Nach bisheriger Praxis des Bundesgerichts lag eine schwere Körperverletzung vor, wenn eine Person im Wissen um die eigene HIV-Infektion ihren nichts ahnenden Sexualpartner ansteckte. Gemäss dieser Argumentation brachte der Täter sein Opfer damit in Lebensgefahr, weil die Infektion mit hoher Wahrscheinlichkeit zum Tod führe.
Doch aufgrund der heutigen medizinischen Behandlungsmöglichkeiten könne an dieser Auffassung nicht mehr festgehalten werden, sagen nun die Richter in Lausanne. Denn mit den modernen Kombinationstherapien könnten HIV-Infizierte bei früher Diagnose und guter Behandlung heute fast so lange leben wie gesunde Personen.
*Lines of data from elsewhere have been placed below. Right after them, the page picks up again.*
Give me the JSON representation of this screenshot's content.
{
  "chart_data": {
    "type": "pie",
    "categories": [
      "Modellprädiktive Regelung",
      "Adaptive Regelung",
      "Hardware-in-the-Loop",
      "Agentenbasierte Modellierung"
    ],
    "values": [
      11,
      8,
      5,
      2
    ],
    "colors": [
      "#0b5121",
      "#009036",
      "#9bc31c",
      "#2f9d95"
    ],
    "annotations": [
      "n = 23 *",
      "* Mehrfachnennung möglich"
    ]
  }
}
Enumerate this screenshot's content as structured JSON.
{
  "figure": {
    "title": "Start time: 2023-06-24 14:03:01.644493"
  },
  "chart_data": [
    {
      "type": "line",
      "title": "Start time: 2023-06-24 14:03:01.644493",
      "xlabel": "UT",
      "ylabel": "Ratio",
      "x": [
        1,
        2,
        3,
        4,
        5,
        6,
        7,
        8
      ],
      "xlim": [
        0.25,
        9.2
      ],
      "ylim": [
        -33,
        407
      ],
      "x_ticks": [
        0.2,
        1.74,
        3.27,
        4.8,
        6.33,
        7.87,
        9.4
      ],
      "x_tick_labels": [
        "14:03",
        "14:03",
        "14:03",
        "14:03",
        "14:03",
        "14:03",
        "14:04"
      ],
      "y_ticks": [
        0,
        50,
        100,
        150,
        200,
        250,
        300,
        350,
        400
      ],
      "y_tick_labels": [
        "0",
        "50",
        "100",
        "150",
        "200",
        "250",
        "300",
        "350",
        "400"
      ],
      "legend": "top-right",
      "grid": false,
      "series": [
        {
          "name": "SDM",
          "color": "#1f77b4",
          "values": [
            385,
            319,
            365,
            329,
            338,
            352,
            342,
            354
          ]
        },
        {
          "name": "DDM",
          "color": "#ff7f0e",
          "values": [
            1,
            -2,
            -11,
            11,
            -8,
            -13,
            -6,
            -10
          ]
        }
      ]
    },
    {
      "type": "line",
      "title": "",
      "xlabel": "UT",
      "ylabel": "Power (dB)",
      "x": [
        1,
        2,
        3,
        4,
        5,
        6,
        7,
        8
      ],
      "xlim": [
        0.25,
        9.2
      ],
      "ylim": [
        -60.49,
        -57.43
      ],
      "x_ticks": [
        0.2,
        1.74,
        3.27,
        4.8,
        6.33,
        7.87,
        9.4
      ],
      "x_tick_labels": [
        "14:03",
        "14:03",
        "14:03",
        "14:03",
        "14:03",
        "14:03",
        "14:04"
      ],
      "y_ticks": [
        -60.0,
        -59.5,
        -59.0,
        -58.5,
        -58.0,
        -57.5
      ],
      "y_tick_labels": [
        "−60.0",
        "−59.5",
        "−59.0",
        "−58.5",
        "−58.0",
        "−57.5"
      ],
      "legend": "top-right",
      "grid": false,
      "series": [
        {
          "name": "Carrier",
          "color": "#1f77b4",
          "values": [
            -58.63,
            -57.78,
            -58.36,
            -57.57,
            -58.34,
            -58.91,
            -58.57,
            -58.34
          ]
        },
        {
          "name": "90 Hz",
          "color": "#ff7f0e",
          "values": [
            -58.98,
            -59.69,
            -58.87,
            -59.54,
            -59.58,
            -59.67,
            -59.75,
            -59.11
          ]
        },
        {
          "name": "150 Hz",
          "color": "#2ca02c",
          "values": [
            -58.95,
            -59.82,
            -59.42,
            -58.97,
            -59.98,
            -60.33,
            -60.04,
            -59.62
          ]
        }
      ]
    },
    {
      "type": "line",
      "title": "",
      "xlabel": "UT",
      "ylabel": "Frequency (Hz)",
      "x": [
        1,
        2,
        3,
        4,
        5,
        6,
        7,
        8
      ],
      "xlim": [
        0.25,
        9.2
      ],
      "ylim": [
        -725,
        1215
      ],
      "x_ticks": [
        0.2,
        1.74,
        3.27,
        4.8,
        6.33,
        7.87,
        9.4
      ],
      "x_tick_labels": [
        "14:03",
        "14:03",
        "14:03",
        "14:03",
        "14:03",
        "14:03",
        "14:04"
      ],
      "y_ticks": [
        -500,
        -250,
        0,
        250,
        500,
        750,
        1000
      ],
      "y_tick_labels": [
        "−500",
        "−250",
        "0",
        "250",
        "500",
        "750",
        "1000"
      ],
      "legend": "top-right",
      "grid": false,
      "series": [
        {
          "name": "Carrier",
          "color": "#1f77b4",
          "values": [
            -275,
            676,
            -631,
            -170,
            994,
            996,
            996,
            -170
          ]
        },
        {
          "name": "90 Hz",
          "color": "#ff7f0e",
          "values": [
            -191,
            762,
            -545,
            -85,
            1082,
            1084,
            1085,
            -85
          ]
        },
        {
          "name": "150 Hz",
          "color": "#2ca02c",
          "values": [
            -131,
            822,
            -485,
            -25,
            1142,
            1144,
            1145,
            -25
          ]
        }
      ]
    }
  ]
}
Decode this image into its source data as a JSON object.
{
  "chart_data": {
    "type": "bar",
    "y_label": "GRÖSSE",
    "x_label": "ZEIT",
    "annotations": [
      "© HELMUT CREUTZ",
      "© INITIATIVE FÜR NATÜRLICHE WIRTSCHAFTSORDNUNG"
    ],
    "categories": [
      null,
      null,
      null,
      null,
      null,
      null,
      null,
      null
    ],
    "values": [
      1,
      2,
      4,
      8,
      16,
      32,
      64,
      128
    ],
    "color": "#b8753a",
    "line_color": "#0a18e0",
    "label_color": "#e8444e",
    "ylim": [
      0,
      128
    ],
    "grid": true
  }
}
Damit entfalle das Kriterium der Lebensgefahr.
Dies bedeutet allerdings nicht, dass in solchen Fällen ab sofort nur noch eine einfache Körperverletzung vorliegen würde. Denn es könnte laut Bundesgericht eine andere Form von schwerer Körperverletzung erfüllt sein. Etwa eine «schwere Gefährdung der körperlichen oder geistigen Gesundheit». Denn eine HIV-Infektion ist nach wie vor unheilbar und die Therapie selber kann zu körperlichen oder seelischen Beeinträchtigungen der Lebensqualität führen.
Einfache oder schwere Körperverletzung?
Letztlich hat es das Bundesgericht aber offen gelassen, wie eine HIV-Infektion in Zukunft rechtlich zu behandeln ist. Es hat den konkreten Fall ans Zürcher Obergericht zurückgeschickt. Dieses wird bei seinem Neuentscheid urteilen müssen, ob in solchen Fällen nun eine einfache oder eine schwere Körperverletzung vorliegt.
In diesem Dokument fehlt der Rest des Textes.